Persistent Inconsistent
On the Frauchiger-Renner inconsistency theorem
A little treat here for anyone reading this channel who has a passing interest in fundamental physics. Not your cup of tea? Not so delicious? OK, well I’d think it was a treat if I was a young kid growing up with a persistent need to not follow the mainstream for some bizarre and knowingly economically debilitating reason.
My T4GU blog writing probably will come across as too irreverent and comedic for serious physicists, but I hope someone has a glance and offers some push-back. I really do want to know if there is a no go theorem for T4G (Topological 4-Geon Theory).
Background to F-R
Back around 2018, Daniela Frauchiger and Renato Renner wrote a fairly high impact paper (here) showing most interpretations of quantum mechanics fail to satisfy one of three very reasonable scientific standards. These are named Q, C and S.
(Q): An agent (aka. a QM-algorithm programmed computer) can be certain that a given proposition holds whenever the quantum-mechanical Born rule assigns probability 1 to it).
(C): Demands consistency, in the sense that the different agents' predictions are not contradictory.
(S) The requirement that, from the viewpoint of an agent who carries out a particular measurement, this measurement has one single outcome.
What does it mean for a dumb computer to be “certain”? This is actually not a trivial question, and in a nice talk Renato Renner explains that you should feel free to insert any reaosnable definition of “certain” you like, e.g., everyone is honest, computations have no bugs, Born Rule probabilities yield 1, &c.
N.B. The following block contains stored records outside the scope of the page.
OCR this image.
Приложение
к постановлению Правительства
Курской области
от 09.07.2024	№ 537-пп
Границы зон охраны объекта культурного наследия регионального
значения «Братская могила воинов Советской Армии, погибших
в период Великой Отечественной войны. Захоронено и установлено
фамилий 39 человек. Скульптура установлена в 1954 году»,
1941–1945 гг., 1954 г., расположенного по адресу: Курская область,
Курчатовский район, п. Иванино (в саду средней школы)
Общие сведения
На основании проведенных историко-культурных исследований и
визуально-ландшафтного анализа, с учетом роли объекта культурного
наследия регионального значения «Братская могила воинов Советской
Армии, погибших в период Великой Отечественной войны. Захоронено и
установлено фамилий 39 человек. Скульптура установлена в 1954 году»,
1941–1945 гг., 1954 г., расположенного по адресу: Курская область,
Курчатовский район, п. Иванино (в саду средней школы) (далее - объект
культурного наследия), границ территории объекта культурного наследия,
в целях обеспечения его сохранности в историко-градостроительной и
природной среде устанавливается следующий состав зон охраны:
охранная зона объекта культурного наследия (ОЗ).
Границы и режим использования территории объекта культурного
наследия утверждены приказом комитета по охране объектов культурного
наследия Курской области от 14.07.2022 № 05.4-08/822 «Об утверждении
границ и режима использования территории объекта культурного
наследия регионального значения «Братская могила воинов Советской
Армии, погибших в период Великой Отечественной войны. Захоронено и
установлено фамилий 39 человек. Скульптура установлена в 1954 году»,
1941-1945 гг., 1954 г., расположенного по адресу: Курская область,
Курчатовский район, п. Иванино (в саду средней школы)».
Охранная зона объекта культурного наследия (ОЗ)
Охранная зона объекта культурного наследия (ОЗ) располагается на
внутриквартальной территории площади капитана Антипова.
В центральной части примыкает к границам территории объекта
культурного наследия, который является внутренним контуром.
There are a few other nuances about the gedankenexperiment that make listening to Renner’s talk a non-boring lunchtime of entertainment.
The proof uses a type of Gödel-Cantor diagonalization: use quantum mechanics rules to model quantum mechanics (on a classical computer? — this bit was unclear, I think you are supposed to imagine the computers are actually fully quantum). The introduction of programmed computers spitting out strings using only the algorithm of quantum mechanics is to avoid philosophical fluff talk about “conscious agents”. There is no need for such things in this gendankenexperiment. Although as some youtube posters will complain, “Who built and programmed your computer?” LOL. Nerds, huh.
The TLDR; is that I try to write about what T4G would conclude from the F-R inconsistency. It is not difficult. T4G says quantum mechanics is not universal. So we reject (Q) and happily go along our merry consistent way. The fun in my blog piece (here) is in discussing why, and in the process dunking on a few other mainstream QM ideologies.
Background to T4G
(This is to save you time, to warn you against clicking away to read the fun stuff.)
T4G theory seeks to use Gravity to derive all of quantum mechanics. The humility-boson is not a fundamental field in our theory. For the cosmology I find we can borrow almost whole cloth from Turok & Boyle’s CPT-Symmetric universe conjecture (which is phreakin’ awesome).
The catch for T4G is that we cannot obviously use classical GR. But quantum mechanical logic of measurement propositions (a nondistributive orthomodular lattice of measurement propositions) follows naturally from nonclassical GR, and a particularly nice minimalist extension: one only needs to admit spacetime has nontrivial topology around the Planck scale. Wormholes. That is the required nonclassical GR extension. (I also think it good to include conformal symmetry in GR, which is best handled imho using the gauged gravity approach in the spacetime algebra framework — the graded Clifford algebra Cl(3,1).)
This implies closed timelike curves (CTCs) exist (but they are not necessarily traversable by matter). They are also not classically traversable, so there is no ubiquitous FTL effect. To be sure, there is FTL and this is why we get a quantum theory, but it is constrained to the quantum level, naturally (by Geroch topological censorship).
How this relates to F-R is that in this GR+CTC=QM picture we understand quantum mechanics is inapplicable for a large system where sufficient entanglement structure (the ER bridges) has been broken that interference effects (and nonlocal correlators) can be ignored. However, this is spacetime topology, not some mystical mumbo jumbo like de Broglie-Bohm HV’s or Many Worlds. If you like, in T4G theory there are local hidden variables, but if you do not account for the ER=EPR bridges they appear non-local, and if you really ignore them then they are also hidden.
End of tldr transmission.
It looks like "that guy" (Einstein) is getting some revenge. I really like the idea of him being right in some way, at least with dice games.
I don't have enough background to substantially follow these topics. It's refreshing to see new thinking in physics.
Many worlds is great for science fiction franchises, but is a very big ask.